On February 22, 2024, the Faculty of Arts, together with the Department of Narrative Medicine, the Colombian Vagelos College of Physicians and Surgeons, and Columbia Global, hosted a screening of the 2023 documentary. If dreams were lightning: Rural medical crisis. The 25-minute film chronicles the trials of several patients in the rural American South who seek medical care in response to rising insurance premiums and widespread hospital closures. Prior to the screening, Ramin Bahrani (CC '96), professor of film in the College of Arts, who is the screenwriter and director of the film, and Wafaa El-Sadr, professor in the College of Epidemiology and Medicine, who is also executive vice president of Columbia Global, spoke. A discussion was held with.
Sarah Cole, interim dean of the School of Arts and Parr Professor of English and Comparative Literature, gave opening remarks, calling the film “astonishingly effective and disturbing.” Although it is a short time, the whole world will be opened to many viewers. ”
Hospital closures and health wagons in the southern region
Bahrani, who is Iranian, grew up in North Carolina.at that time If the dream was lightning––The song, named after a lyric from John Prine's “Angel from Montgomery,” came to Bahrani while researching hospital closures. During his childhood, he often accompanied his father, a doctor. If the dream was lightning is dedicated to clinics and hospitals in remote areas of North Carolina and Virginia. When Bahrani came across Healthwagon in his reading, he decided the subject was worth exploring in documentary form.
“When hospitals close, communities are left to fend for themselves. For many, mobile clinics are the only solution,” reads the on-screen blurb in the first five minutes of the film. Masu.
Health Wagon is a nonprofit organization that operates with mobile units in poverty-stricken central Appalachia. If the dream was lightning It features an outpost managed by the organization's president and CEO, the ebullient Dr. Teresa Tyson, and its clinical director, Dr. Paula Hill Collins, who both portray their close-knit friendship on screen. speaks lyrically. “It helps when we're both standing there together,” Hill-Collins says in the film. “It doesn't make you as tired.”

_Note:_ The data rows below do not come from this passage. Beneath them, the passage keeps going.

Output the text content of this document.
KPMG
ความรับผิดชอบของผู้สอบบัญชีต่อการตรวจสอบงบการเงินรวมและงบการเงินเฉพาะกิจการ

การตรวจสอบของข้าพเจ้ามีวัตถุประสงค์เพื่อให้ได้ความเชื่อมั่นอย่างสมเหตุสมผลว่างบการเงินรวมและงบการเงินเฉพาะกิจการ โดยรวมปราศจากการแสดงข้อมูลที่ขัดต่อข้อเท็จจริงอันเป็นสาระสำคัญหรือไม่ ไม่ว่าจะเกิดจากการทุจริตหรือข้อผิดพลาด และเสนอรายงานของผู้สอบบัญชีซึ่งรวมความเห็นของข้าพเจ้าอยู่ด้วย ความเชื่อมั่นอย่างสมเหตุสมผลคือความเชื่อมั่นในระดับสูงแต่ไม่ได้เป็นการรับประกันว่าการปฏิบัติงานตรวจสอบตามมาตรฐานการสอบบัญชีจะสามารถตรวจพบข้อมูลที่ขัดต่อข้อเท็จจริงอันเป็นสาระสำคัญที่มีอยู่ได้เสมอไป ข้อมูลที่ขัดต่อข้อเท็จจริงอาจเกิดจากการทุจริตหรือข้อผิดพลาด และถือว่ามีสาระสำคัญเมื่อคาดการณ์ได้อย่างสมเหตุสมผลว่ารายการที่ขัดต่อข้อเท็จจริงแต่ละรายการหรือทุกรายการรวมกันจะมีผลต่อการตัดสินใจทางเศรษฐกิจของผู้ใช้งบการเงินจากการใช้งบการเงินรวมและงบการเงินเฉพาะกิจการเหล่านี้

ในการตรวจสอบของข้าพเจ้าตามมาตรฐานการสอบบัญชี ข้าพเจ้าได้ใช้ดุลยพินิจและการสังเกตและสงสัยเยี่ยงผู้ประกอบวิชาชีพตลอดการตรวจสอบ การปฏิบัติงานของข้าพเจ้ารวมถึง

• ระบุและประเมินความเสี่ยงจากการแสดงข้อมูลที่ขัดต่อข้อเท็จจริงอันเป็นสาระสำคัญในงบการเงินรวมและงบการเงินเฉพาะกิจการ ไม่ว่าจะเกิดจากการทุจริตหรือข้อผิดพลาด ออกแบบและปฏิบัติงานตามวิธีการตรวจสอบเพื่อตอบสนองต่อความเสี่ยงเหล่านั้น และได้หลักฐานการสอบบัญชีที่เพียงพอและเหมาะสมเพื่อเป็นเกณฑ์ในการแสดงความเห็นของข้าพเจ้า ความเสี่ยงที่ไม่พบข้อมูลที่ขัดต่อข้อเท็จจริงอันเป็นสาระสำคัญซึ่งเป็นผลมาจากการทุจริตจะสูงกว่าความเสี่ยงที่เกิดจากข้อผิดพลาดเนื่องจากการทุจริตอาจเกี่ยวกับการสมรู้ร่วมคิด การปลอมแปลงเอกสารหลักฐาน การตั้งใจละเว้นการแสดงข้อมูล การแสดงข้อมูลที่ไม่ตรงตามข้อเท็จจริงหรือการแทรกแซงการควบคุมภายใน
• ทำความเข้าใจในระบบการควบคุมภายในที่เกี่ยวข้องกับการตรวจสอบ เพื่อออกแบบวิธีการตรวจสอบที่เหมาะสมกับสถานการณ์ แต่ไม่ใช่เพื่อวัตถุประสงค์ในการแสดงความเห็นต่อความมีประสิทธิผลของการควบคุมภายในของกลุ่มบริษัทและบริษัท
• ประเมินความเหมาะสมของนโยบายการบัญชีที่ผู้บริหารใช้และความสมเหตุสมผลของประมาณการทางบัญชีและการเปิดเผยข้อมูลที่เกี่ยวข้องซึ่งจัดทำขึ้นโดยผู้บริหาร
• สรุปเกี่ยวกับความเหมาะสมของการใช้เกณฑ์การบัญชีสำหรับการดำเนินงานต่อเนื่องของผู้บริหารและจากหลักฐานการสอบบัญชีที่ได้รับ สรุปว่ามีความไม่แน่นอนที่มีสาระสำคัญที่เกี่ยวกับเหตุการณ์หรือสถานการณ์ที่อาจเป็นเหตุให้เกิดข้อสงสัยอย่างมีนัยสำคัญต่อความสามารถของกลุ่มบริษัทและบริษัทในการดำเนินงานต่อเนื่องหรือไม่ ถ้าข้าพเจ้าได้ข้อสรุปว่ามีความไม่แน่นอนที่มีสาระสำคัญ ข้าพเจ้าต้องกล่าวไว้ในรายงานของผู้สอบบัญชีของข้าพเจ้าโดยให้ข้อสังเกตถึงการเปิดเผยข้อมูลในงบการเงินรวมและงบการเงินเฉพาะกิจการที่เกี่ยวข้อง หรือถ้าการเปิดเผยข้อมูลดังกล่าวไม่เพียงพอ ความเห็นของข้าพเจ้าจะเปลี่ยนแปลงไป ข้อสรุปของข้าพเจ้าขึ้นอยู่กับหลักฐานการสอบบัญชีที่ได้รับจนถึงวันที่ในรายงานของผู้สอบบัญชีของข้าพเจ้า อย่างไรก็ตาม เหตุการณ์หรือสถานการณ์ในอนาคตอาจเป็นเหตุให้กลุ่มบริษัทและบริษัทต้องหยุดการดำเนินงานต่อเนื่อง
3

Bahrani described his first encounter with them: Their performance is part of the way they raise funds for their work. They had great chemistry. Since Health Wagon was founded by Sister Bernadette “Bernie” Kenney in 1980, it has generated funds and built a substantial network of patients, some of whom are interview subjects for Bahrani and his crew. Some patients became
This nonprofit organization does not charge for its services and relies entirely on donations from individuals, foundations, and corporations. A sign on the mobile unit asking patrons to make donations prompted El-Sadr to ask Bahrani and others how doctors could avoid giving in to despair. “Part of it is how they were raised,” Bahrani replied. “Women in these communities are very strong. They tend to do a lot of things.”
Reflecting on how Tyson and Hill-Collins have effectively connected with the community, El-Sadr said, “For doctors like me, this event is a reminder that we have forgotten the distinction between medicine and medicine. “It highlights the possibilities.”
The serious nature of health insurance costs
In one scene in the documentary, a man in camouflage suits sits next to a woman in bed, hiding under a colorful snowflake-patterned blanket. Their background is empty except for a turquoise wall and his one hanging cross. The couple is introduced as Danny Sturgill and Melanie Sturgill. Due to exorbitant health insurance premiums, Danny is left to care for Melanie, who is bedridden after suffering five strokes caused by a pituitary tumor. Danny previously had good health insurance from his job as a meter reader, but was forced to quit to care for his wife.
“We can't do the things of this world. We go fishing, camping, going to Dollywood, things like that. So we're living,” Danny says. , Melanie smiles next to me. He added that if you were to have a medical emergency, you would either die or be completely financially ruined by hospital bills. On screen, Bahrani mentions a fantasy shared by Danny of Melanie getting up and walking again. In response, Danny takes a deep breath and begins to cry. “I would give everything I have and everything I've ever had to see this,” he says, sobbing.
The camera then moves to another wall in the Sturgill house, and an on-screen statement explains that three months after the interview, Danny unexpectedly and brutally murdered Melanie. In the next shot, another statement is made. “In prison, Danny will finally have access to something that has eluded him so far: medical care.”